Oleh: HENDRA SUGIANTORO
Dimuat di Opini KORAN MERAPI PEMBARUAN, Sabtu, 26 Januari 2013
Selama tahun ini,
jelang hajatan pemilihan umum 2014, hiruk-pikuk politik tak mungkin
terhindarkan. Untuk menuju kekuasaan, partai politik yang lolos verifikasi
Komisi Pemilihan Umum (KPU) dipastikan kian kencang menabuh genderang. Partai
Nasional Demokrat, Partai Kebangkitan Bangsa, Partai Keadilan Sejahtera, Partai
Demokrasi Indonesia Perjuangan, Partai Golongan Karya, Partai Gerakan Indonesia
Raya, Partai Demokrat, Partai Amanat Nasional, Partai Persatuan Pembangunan,
dan Partai Hati Nurani Rakyat bersiap merebut hati rakyat.
Sejak kini, meskipun
masa kampanye akan berlangsung tahun depan, rakyat perlu mengawal dan mengawasi
sepak terjang partai politik itu. Kepercayaan rakyat terhadap partai politik yang
cenderung menurun bisa menjadi energi positif untuk lebih hati-hati dan waspada.

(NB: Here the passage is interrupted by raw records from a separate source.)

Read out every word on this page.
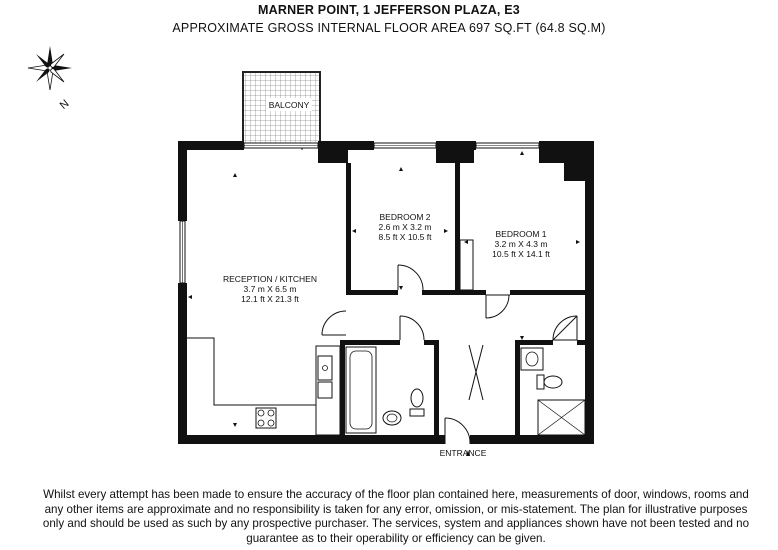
MARNER POINT, 1 JEFFERSON PLAZA, E3
APPROXIMATE GROSS INTERNAL FLOOR AREA 697 SQ.FT (64.8 SQ.M)
N	BALCONY
RECEPTION / KITCHEN
3.7 m X 6.5 m
12.1 ft X 21.3 ft
BEDROOM 2
2.6 m X 3.2 m
8.5 ft X 10.5 ft	BEDROOM 1
3.2 m X 4.3 m
10.5 ft X 14.1 ft
ENTRANCE
Whilst every attempt has been made to ensure the accuracy of the floor plan contained here, measurements of door, windows, rooms and any other items are approximate and no responsibility is taken for any error, omission, or mis-statement. The plan for illustrative purposes only and should be used as such by any prospective purchaser. The services, system and appliances shown have not been tested and no guarantee as to their operability or efficiency can be given.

Rakyat perlu bersikap kritis terhadap calon legislatif yang akan ditentukan
partai politik sebagai anggota DPR dan DPRD masa bakti 2014-2019. Pemilihan
umum adalah pintu gerbang melahirkan sosok-sosok berintegritas dan memiliki
kemampuan mumpuni untuk menjalankan lembaga legislatif. Mereka yang terpilih
akan menentukan nasib rakyat dan juga nasib bangsa dan negara ini. Maka, agar kinerja
lembaga legislatif dapat berjalan baik, rakyat bertanggung jawab untuk menolak
dan melawan politisi busuk.
Sebagaimana diketahui,
istilah politisi busuk pernah mengemuka pada pemilihan umum 2004. Harapannya,
politisi-politisi yang dinilai busuk tak menembus lingkaran kekuasaan. Namun
apa daya, politisi-politisi busuk masih saja bergentanyangan. Pemilihan umum
2009 pun menghasilkan beberapa politisi busuk yang menggerogoti uang negara.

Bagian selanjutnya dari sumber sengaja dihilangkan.